Mit dem EU-Investitionsprogramm namens „Safe“ ist nach NextGeneration EU bereits ein weiteres Programm entwickelt worden, das mit Eurobonds finanziert werden kann und in diesem Fall der Aufrüstung der Mitgliedsstaaten dienen soll. An weiteren Anleiheprogrammen wird wohl ebenfalls gearbeitet, auch wenn deren Realisierung noch offen ist. Damit legt die EU zunehmend die Basis dafür, bei entsprechenden politischen Entscheidungen schnell neue Eurobonds in möglicherweise hohen Volumina auflegen zu können.
Und auch der Terminmarkt rüstet sich: Seit nunmehr zwei Wochen legt die Terminbörse Eurex Futures auf EU-Anleihen auf und macht diese damit noch marktgängiger, da es diese Instrumente etwa ermöglichen, auch auf fallende Kurse zu setzen.
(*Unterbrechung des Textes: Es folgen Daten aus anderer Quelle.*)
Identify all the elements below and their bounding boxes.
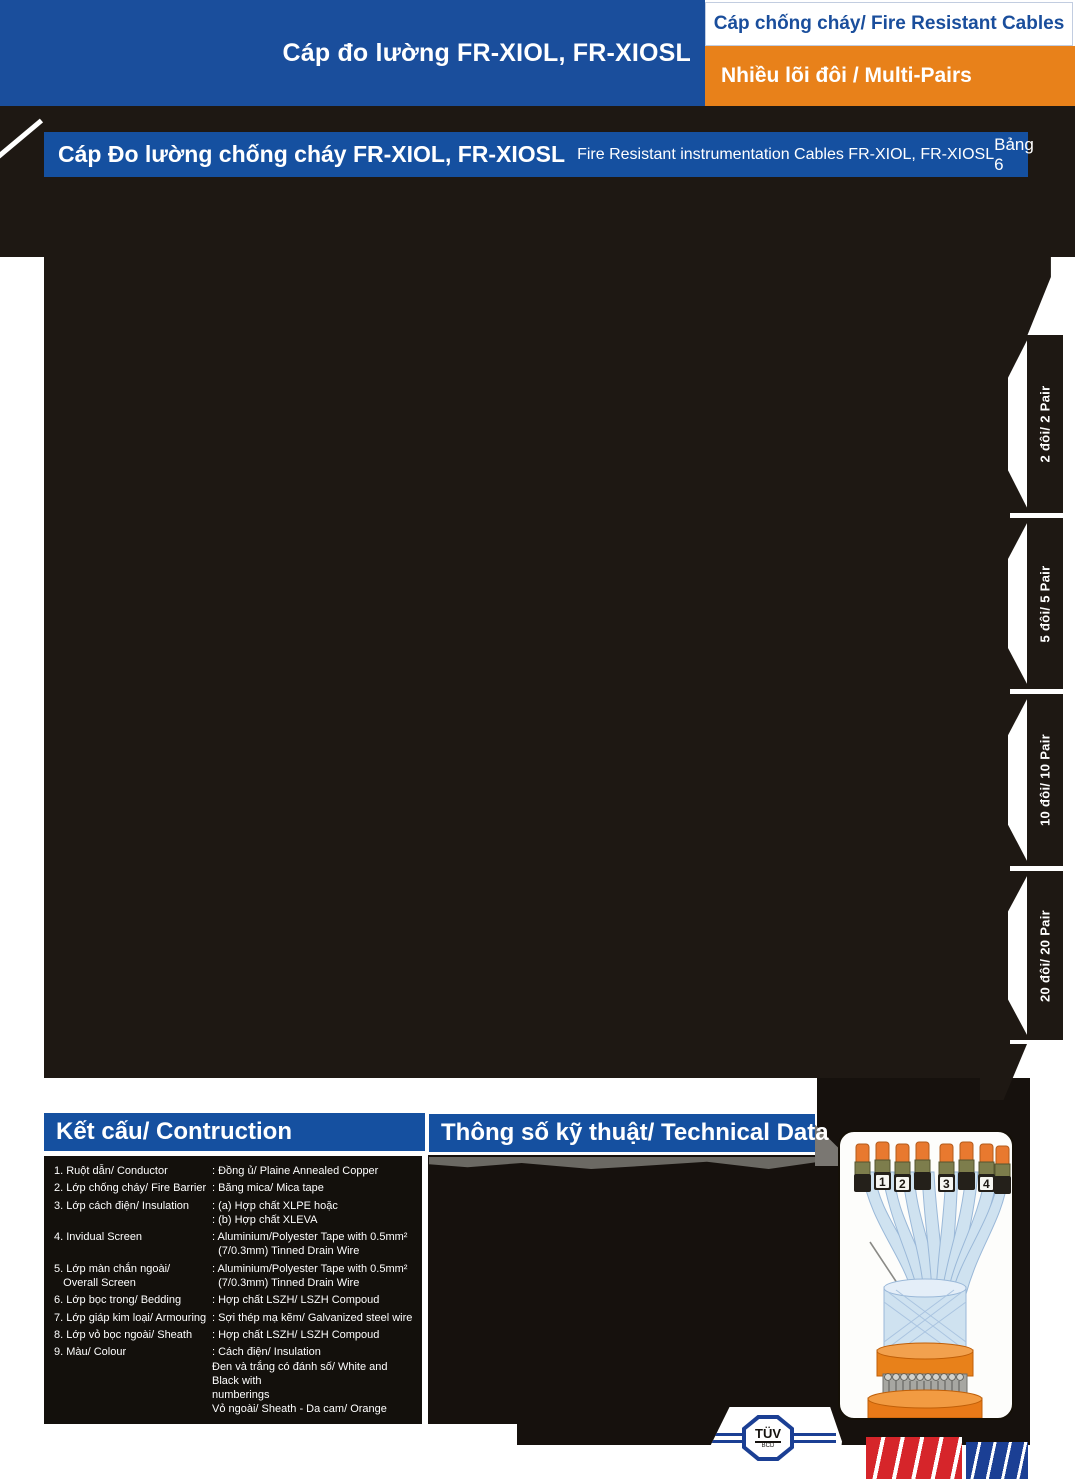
side-tab-5-pair-label: 5 đôi/ 5 Pair <box>1038 565 1053 642</box>
subcategory-tab[interactable]: Nhiều lõi đôi / Multi-Pairs <box>705 46 1075 106</box>
tuv-sub-label: BCD <box>762 1443 775 1449</box>
section-title-bar: Cáp Đo lường chống cháy FR-XIOL, FR-XIOS… <box>44 132 1028 177</box>
tab-arrow-connector <box>1008 871 1027 1040</box>
subcategory-tab-label: Nhiều lõi đôi / Multi-Pairs <box>705 64 972 88</box>
catalog-page: Cáp đo lường FR-XIOL, FR-XIOSL Cáp chống… <box>0 0 1075 1479</box>
construction-row: 6. Lớp bọc trong/ Bedding : Hợp chất LSZ… <box>54 1293 416 1307</box>
category-tab-label: Cáp chống cháy/ Fire Resistant Cables <box>714 13 1065 35</box>
tab-arrow-connector <box>1008 518 1027 689</box>
brand-logo-red-segment <box>866 1437 962 1479</box>
construction-row: 4. Invidual Screen : Aluminium/Polyester… <box>54 1230 416 1259</box>
cable-illustration: 1 2 3 4 <box>840 1132 1012 1418</box>
pair-number-3: 3 <box>943 1177 950 1191</box>
side-tab-5-pair[interactable]: 5 đôi/ 5 Pair <box>1008 518 1063 689</box>
side-tab-2-pair-label: 2 đôi/ 2 Pair <box>1038 386 1053 463</box>
construction-row: 8. Lớp vỏ bọc ngoài/ Sheath : Hợp chất L… <box>54 1328 416 1342</box>
construction-header-label: Kết cấu/ Contruction <box>44 1118 292 1146</box>
construction-row: 3. Lớp cách điện/ Insulation : (a) Hợp c… <box>54 1199 416 1228</box>
table-redacted-area <box>44 257 1010 1078</box>
pair-number-1: 1 <box>879 1175 886 1189</box>
header-black-band <box>0 106 1075 257</box>
tuv-logo: TÜV BCD <box>746 1419 790 1457</box>
top-header-band: Cáp đo lường FR-XIOL, FR-XIOSL <box>0 0 705 106</box>
brand-logo-blue-segment <box>966 1442 1028 1479</box>
tuv-label: TÜV <box>755 1427 781 1443</box>
side-tab-20-pair[interactable]: 20 đôi/ 20 Pair <box>1008 871 1063 1040</box>
section-title-en: Fire Resistant instrumentation Cables FR… <box>565 146 994 164</box>
side-tab-10-pair-label: 10 đôi/ 10 Pair <box>1038 734 1053 826</box>
brand-logo <box>866 1437 1030 1479</box>
construction-row: 1. Ruột dẫn/ Conductor : Đồng ủ/ Plaine … <box>54 1164 416 1178</box>
section-title-vi: Cáp Đo lường chống cháy FR-XIOL, FR-XIOS… <box>44 141 565 168</box>
page-title: Cáp đo lường FR-XIOL, FR-XIOSL <box>282 39 705 68</box>
construction-row: 5. Lớp màn chắn ngoài/ Overall Screen : … <box>54 1262 416 1291</box>
construction-list: 1. Ruột dẫn/ Conductor : Đồng ủ/ Plaine … <box>44 1156 422 1424</box>
construction-header: Kết cấu/ Contruction <box>44 1113 425 1154</box>
technical-header: Thông số kỹ thuật/ Technical Data <box>429 1114 815 1155</box>
tab-arrow-connector <box>1008 694 1027 866</box>
cable-illustration-card: 1 2 3 4 <box>838 1130 1014 1420</box>
construction-row: 2. Lớp chống cháy/ Fire Barrier : Băng m… <box>54 1181 416 1195</box>
tab-arrow-connector <box>1008 335 1027 513</box>
side-tab-2-pair[interactable]: 2 đôi/ 2 Pair <box>1008 335 1063 513</box>
side-tab-10-pair[interactable]: 10 đôi/ 10 Pair <box>1008 694 1063 866</box>
category-tab[interactable]: Cáp chống cháy/ Fire Resistant Cables <box>705 2 1073 46</box>
construction-row: 9. Màu/ Colour : Cách điện/ Insulation Đ… <box>54 1345 416 1416</box>
pair-number-4: 4 <box>983 1177 990 1191</box>
table-reference: Bảng 6 <box>994 135 1060 175</box>
side-tab-20-pair-label: 20 đôi/ 20 Pair <box>1038 910 1053 1002</box>
technical-header-label: Thông số kỹ thuật/ Technical Data <box>429 1119 829 1147</box>
tab-column-top-wedge <box>1008 257 1063 337</box>
construction-row: 7. Lớp giáp kim loại/ Armouring : Sợi th… <box>54 1311 416 1325</box>
pair-number-2: 2 <box>899 1177 906 1191</box>
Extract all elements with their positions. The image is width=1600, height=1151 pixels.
Ein nächster Schritt könnte unter anderem die Aufnahme von EU-Papieren in Indizes für Staatsanleihen werden. Dies würde es beispielsweise Staatsanleihefonds einfacher machen, zu investieren. Das Ergebnis wäre eine höhere Marktliquidität, mehr Nachfrage nach den Papieren und damit auch geringere Risikoaufschläge. Um Umkehrschluss würde dies zu einer günstigeren Finanzierung von EU-Plänen mittels eigener Anleihen beitragen.